Matisse’s paper cut-outs were simple but moving. His artistic choices were intentional, full of life, color, and feeling. We discussed how many of Matisse’s compositions were figurative while others focused on abstract design. Most of my students were not concerned with making figurative imagery and were content to cut and paste, exploring shape and color combinations.
The children’s board book, “Dance for Joy” is a wonderful introduction to Matisse’s paper cut-outs. It communicates both the content and emotion in his work. My only complaint is that the board book is quite small, not ideal for a classroom situation, but the bold prints that were chosen and the simplicity of the text makes for a great introduction to this project.
Since the images printed in the book are miniature versions I printed out a few photos of Matisse’s work taken in museums that included people to show the grand scale of his work.

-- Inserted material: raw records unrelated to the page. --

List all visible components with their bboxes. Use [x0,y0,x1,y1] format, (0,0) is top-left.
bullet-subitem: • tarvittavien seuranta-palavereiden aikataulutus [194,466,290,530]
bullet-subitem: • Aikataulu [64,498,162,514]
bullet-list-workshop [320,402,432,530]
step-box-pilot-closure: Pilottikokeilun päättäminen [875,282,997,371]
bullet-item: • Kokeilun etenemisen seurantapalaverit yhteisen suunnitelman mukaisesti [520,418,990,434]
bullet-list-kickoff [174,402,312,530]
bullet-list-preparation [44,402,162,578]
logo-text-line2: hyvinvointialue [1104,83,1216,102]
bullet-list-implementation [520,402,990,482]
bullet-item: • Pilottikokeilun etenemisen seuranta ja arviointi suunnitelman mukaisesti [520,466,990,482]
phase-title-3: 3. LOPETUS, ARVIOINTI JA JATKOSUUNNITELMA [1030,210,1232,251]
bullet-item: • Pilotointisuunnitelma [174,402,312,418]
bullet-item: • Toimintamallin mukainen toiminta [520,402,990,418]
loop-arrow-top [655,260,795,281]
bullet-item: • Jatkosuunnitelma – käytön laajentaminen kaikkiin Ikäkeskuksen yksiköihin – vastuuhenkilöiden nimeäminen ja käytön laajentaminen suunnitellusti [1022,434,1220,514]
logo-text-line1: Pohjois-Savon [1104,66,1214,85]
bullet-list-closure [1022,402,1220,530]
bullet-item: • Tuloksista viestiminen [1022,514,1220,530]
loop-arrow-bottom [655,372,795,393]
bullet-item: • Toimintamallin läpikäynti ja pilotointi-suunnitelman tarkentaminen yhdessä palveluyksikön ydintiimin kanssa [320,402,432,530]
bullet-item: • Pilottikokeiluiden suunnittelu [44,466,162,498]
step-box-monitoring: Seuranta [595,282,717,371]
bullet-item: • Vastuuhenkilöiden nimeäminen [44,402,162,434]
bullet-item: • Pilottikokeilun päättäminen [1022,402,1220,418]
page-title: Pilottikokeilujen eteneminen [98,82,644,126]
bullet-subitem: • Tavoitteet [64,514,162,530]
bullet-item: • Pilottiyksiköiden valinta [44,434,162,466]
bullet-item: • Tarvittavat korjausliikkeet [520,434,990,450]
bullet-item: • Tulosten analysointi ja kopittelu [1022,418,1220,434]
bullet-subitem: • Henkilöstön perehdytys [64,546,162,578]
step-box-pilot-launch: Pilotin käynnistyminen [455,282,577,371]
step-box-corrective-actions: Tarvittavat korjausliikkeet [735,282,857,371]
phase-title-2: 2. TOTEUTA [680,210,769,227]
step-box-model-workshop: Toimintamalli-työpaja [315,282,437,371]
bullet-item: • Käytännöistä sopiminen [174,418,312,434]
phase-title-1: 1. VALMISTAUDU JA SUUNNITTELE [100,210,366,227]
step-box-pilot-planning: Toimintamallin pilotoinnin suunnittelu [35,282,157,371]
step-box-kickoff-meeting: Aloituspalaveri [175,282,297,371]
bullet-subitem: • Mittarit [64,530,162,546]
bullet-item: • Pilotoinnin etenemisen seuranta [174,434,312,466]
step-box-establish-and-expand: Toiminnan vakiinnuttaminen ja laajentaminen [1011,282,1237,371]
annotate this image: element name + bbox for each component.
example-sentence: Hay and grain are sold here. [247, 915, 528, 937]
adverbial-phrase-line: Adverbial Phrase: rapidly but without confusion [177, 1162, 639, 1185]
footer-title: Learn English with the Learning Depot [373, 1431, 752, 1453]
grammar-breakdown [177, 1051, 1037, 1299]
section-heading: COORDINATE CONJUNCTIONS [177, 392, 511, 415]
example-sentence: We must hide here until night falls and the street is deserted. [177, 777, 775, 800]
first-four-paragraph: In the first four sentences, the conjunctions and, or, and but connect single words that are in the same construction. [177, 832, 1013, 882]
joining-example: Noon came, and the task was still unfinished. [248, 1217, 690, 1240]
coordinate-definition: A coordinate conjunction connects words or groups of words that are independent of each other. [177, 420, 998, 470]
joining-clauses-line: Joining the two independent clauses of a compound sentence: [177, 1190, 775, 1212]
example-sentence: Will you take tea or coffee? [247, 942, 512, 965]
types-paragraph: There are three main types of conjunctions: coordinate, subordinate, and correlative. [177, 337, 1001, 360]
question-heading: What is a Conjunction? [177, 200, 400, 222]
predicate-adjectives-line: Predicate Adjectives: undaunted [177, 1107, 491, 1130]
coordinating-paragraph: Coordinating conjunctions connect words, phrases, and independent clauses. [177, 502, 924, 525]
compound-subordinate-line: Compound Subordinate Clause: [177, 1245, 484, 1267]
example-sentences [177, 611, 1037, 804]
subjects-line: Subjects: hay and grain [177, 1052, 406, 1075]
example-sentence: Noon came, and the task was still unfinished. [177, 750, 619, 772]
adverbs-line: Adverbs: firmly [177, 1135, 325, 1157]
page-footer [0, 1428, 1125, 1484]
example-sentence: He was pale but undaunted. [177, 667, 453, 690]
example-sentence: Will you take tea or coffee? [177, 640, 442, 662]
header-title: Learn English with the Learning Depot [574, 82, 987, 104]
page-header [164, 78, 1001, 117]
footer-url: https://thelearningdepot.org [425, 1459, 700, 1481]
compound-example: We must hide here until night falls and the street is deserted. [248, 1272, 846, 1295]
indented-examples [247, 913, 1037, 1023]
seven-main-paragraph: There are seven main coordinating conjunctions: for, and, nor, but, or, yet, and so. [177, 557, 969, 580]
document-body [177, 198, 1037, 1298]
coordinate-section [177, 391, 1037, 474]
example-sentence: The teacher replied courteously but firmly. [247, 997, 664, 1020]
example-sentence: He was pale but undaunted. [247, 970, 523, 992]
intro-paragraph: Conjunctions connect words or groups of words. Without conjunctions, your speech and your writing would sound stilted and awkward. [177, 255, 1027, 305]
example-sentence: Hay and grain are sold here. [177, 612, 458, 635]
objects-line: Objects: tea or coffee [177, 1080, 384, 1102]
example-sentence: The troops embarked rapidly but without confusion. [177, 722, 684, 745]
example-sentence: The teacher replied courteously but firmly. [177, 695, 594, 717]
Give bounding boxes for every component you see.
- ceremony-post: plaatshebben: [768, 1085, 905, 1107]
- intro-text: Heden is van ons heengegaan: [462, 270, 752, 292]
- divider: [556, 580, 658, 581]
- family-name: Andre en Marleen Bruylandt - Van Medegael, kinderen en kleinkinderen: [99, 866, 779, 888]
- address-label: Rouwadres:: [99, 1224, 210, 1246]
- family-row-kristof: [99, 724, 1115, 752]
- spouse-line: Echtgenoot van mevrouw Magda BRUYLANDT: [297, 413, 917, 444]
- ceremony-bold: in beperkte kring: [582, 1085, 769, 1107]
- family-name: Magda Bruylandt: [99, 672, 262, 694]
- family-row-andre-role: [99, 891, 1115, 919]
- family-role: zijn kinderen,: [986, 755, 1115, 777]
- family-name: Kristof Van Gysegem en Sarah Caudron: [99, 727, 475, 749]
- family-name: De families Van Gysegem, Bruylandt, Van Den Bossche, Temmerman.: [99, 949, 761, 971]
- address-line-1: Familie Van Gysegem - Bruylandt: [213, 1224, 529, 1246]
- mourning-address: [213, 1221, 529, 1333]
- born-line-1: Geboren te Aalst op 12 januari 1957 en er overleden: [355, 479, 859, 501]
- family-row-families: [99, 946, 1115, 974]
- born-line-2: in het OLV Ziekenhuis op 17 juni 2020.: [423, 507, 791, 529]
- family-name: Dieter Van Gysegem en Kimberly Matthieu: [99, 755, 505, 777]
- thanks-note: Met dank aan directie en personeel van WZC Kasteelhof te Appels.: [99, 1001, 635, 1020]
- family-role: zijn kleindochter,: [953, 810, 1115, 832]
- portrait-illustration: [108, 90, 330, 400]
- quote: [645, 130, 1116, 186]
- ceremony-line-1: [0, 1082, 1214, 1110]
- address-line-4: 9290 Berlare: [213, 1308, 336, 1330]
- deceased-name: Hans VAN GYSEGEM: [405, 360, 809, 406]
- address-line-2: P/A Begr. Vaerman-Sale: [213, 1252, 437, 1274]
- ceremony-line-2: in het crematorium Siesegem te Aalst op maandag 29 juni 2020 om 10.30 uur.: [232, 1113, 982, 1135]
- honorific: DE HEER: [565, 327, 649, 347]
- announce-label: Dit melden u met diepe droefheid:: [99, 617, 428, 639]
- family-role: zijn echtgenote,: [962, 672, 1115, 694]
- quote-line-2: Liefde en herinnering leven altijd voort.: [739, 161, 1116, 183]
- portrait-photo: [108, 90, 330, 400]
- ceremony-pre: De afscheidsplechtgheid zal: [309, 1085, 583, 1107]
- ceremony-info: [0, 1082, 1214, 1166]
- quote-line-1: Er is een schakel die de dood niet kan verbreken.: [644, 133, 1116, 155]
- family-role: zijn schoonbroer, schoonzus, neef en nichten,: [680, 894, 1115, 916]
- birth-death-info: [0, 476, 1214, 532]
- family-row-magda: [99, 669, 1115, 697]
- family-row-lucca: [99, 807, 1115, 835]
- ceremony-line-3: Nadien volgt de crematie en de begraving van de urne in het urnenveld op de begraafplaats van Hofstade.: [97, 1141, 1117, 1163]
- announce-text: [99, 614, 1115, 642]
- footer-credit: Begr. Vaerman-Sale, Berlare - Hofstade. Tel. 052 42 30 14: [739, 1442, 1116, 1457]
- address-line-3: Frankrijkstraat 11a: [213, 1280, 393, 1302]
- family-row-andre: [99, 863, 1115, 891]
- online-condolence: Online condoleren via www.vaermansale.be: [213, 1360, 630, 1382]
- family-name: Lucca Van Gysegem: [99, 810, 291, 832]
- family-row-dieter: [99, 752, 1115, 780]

I also found a wonderful photo of Matisse at work with his scissors. I feel that showing young children a picture of the actual artist helps them connect.
Each child began their own art by choosing a background color. I supplied pre-made strips 1-2″ wide. From these strips children cut shapes. The strips allowed for easy maneuvering and created less waste.
The material list and process for this project is short and simple and can be done without studying Matisse if desired.
- construction paper (large background and pre-cut strips)
- glue stick
Working with scissors is a valuable skill for children to use. Like holding a pencil correctly, using scissors is a critical fine motor skill that when practiced will aid a child’s success in preschool and grade-school. My youngest students 18M-2.5Y are just learning the mechanics of scissors. I find unless they are adamant about putting the scissors in one hand it’s best to start them with a two handed approach so that they have the satisfaction of cutting paper with minimal frustration.
As soon as a child shows interest to cut with one hand I move the scissors into their dominant hand and teach them where to place their thumb and the rest of the fingers. Often an adult will still need to help them along, specifically with holding the paper taught and positioned for easy cutting. I often talk new cutters through each cut, “Open, squeeze, good! Open, squeeze, there you go!”.
Some children get so enthralled with cutting that before you know it they will have quite the stack of pieces. This creates such a beautiful sense of accomplishment. Many students are content with creating a stack of pieces and literally have no interest in gluing.